Weighted average
You can use the weighted average method in your accrual calculations for both cost and consumption values. The method uses up to 4 months of relevant seasonal historical data to derive an estimate for the missing period.
- A weight of 3 is applied to the month immediately before and after the gap.
- A weight of 1 is applied to the same month last year and the same month before the gap last year.
Month with gap | Accrual calculation |
---|---|
March 2023 |
(((
Daily average of February 2023 * 3)+ ( Daily average of April 2023 * 3)+ ( Daily Average of March
2022 * 1)+ ( Daily average of February 2022 * 1
))/ (3 + 3 + 1 + 1)) * # of missing days in March
2023 |
If actual data is not available in the relevant month, then both the daily average and the weight are treated as having a value of 0 for that month. The calculation of the accruals is based on actual data only and are not based on any other accruals.
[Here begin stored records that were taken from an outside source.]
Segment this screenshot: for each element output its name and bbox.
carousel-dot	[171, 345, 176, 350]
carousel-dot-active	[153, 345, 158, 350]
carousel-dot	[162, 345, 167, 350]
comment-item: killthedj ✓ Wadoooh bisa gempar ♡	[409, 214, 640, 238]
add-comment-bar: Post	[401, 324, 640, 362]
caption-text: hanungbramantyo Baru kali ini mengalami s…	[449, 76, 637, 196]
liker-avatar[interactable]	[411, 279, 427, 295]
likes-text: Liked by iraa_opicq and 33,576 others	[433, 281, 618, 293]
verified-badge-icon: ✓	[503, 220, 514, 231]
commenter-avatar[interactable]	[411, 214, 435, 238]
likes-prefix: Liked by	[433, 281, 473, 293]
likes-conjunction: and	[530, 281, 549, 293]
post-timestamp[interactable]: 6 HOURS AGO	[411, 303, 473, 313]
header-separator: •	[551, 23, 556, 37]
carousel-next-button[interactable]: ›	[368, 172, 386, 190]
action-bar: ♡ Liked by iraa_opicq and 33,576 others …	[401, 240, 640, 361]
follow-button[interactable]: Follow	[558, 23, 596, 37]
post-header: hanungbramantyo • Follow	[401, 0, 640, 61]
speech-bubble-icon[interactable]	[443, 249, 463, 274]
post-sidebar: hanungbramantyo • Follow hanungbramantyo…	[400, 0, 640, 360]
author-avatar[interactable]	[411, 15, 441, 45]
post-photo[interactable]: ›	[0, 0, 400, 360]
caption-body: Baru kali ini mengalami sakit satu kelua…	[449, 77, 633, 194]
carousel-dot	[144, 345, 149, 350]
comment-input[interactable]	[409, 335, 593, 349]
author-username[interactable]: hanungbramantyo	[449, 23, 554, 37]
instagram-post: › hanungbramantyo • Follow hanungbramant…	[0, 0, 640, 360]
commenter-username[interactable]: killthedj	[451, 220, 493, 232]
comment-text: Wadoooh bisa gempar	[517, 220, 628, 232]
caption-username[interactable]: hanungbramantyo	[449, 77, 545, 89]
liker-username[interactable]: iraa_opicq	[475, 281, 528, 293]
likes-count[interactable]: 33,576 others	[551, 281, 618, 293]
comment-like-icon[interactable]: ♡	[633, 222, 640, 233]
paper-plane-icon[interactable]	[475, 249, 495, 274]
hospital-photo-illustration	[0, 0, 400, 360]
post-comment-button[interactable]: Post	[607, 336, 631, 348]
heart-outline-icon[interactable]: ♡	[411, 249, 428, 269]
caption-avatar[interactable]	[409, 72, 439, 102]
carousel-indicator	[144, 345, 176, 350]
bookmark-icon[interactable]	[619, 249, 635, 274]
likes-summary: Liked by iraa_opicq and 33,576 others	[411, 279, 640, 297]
The algorithm that the system uses incorporates a tolerance threshold to ensure that last year's data was not an anomaly. If data from last year is not within a threshold +/- 30% of the combined current year months' average, then the data from last year is not used in the accrual calculation. However, if there is no data in the current year that can be used as the reference point, then data from last year, if available, is used regardless for the accrual calculation.
If data is not available for any of the four months, then the algorithm uses the last available month, that is, the latest month that has actual data, to generate accruals. This typically happens for accounts that are missing data for more than 12 months of a period.